Comment contrôler la fermentation pour maintenir un taux d'alcool très bas ?

Maintenir un titre alcoométrique sous 0,5 % vol par fermentation contrôlée repose sur trois leviers : température basse (0–10 °C ralentit l'activité enzymatique), levures à faible atténuation (souches qui consomment peu de maltose), et arrêt de fermentation par refroidissement rapide avant que les sucres fermentescibles ne soient épuisés.

En brasserie, la température de fermentation est le premier paramètre. Une fermentation à 4–6 °C (contact à froid) réduit l'activité des levures de 70–80 % par rapport à 18–20 °C. Les souches Saccharomyces cerevisiae à faible atténuation (50–55 % contre 75–80 % pour les souches standard) s'arrêtent naturellement quand les sucres complexes (dextrines) deviennent dominants.

La densité initiale du moût (original gravity) est aussi réduite : une OG de 1,020–1,030 limite le potentiel alcool à 1–3 % vol maximum avant intervention. Pour descendre sous 0,5 %, l'arrêt de fermentation par refroidissement brutal (0–2 °C) ou centrifugation est nécessaire.

Le défi organoleptique est réel : l'éthanol est un solvant aromatique et contribue à la perception de corps et de chaleur. À < 0,5 % vol, la bière ou le vin manque de structure.
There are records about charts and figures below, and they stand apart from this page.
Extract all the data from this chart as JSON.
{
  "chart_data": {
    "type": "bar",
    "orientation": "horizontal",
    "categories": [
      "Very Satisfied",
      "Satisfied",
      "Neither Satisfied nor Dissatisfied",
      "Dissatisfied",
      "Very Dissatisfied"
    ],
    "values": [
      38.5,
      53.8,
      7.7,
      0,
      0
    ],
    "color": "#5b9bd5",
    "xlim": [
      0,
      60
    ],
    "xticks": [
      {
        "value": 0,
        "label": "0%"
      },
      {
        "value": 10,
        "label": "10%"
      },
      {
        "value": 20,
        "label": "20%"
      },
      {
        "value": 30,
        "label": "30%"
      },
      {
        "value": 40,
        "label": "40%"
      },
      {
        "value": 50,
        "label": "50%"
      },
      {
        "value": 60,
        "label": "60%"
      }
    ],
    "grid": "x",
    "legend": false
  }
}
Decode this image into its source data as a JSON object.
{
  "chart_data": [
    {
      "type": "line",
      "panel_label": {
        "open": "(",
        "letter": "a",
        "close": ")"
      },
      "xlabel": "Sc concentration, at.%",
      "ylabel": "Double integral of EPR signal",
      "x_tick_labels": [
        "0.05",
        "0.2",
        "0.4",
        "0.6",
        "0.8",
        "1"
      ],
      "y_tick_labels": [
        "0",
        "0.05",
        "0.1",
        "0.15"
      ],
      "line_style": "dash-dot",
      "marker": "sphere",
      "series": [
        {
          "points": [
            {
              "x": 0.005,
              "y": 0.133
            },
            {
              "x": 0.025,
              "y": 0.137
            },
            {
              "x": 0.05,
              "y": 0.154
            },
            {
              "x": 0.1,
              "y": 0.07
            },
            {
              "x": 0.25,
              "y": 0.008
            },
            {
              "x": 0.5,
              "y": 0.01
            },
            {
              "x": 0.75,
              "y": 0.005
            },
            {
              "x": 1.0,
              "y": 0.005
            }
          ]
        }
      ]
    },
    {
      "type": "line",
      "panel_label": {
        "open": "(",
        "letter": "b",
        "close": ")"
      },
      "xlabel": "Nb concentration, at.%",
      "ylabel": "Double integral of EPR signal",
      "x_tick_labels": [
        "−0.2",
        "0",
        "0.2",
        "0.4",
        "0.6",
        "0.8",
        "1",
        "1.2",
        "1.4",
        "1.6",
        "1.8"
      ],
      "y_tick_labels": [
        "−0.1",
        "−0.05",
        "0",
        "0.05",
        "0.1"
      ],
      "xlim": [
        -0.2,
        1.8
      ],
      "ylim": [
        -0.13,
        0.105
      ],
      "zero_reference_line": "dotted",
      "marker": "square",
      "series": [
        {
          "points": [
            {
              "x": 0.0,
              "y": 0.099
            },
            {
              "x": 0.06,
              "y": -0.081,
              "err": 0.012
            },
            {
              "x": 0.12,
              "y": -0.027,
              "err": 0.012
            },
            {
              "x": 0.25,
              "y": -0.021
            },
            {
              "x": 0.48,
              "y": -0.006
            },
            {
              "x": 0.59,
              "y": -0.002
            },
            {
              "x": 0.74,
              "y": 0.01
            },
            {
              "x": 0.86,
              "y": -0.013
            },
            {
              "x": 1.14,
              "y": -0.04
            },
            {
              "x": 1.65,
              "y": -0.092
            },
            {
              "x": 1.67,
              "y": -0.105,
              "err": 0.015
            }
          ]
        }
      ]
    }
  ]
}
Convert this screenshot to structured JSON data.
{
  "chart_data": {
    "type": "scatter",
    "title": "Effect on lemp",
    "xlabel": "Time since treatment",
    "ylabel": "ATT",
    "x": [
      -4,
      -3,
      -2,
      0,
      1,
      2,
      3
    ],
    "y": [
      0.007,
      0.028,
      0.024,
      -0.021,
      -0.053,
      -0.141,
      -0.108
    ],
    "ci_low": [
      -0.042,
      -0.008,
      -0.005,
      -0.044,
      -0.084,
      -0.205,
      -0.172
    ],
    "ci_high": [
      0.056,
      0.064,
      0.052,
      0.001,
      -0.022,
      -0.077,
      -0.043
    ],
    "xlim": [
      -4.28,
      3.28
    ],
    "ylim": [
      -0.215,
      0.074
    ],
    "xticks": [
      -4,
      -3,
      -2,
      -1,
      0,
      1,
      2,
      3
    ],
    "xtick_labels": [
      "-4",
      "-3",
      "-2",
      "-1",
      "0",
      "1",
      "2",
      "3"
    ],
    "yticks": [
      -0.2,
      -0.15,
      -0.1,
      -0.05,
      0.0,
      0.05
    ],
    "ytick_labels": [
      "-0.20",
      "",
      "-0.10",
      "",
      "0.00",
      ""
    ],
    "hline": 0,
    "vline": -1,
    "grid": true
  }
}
Les correctifs habituels sont : dextrines résiduelles (maltose non fermenté), glycérol ajouté (1–3 g/L) et ajustement du profil en eau (chlorure élevé pour la rondeur).

Fait peu connu : certains producteurs utilisent des levures osmotiquement stressées — une haute concentration en sucre (>25 Brix) inhibe partiellement la fermentation, permettant d'obtenir des profils complexes à très faible alcool dans les boissons à base de raisin.

  • Température de contact à froid : 0–4 °C, durée 24–72 h
  • Souches basses atténuation : 50–55 % (vs 75–80 % standard)
  • OG cible : 1,020–1,030 (bière NA)
  • Correctifs corps : glycérol 1–3 g/L, chlorure eau 100–150 ppm
  • Seuil légal EU : ≤ 0,5 % vol pour la mention « sans alcool »

zeroproof.one explore les techniques de fermentation qui permettent aux meilleures bières artisanales sans alcool d'approcher la complexité de leurs homologues alcoolisées.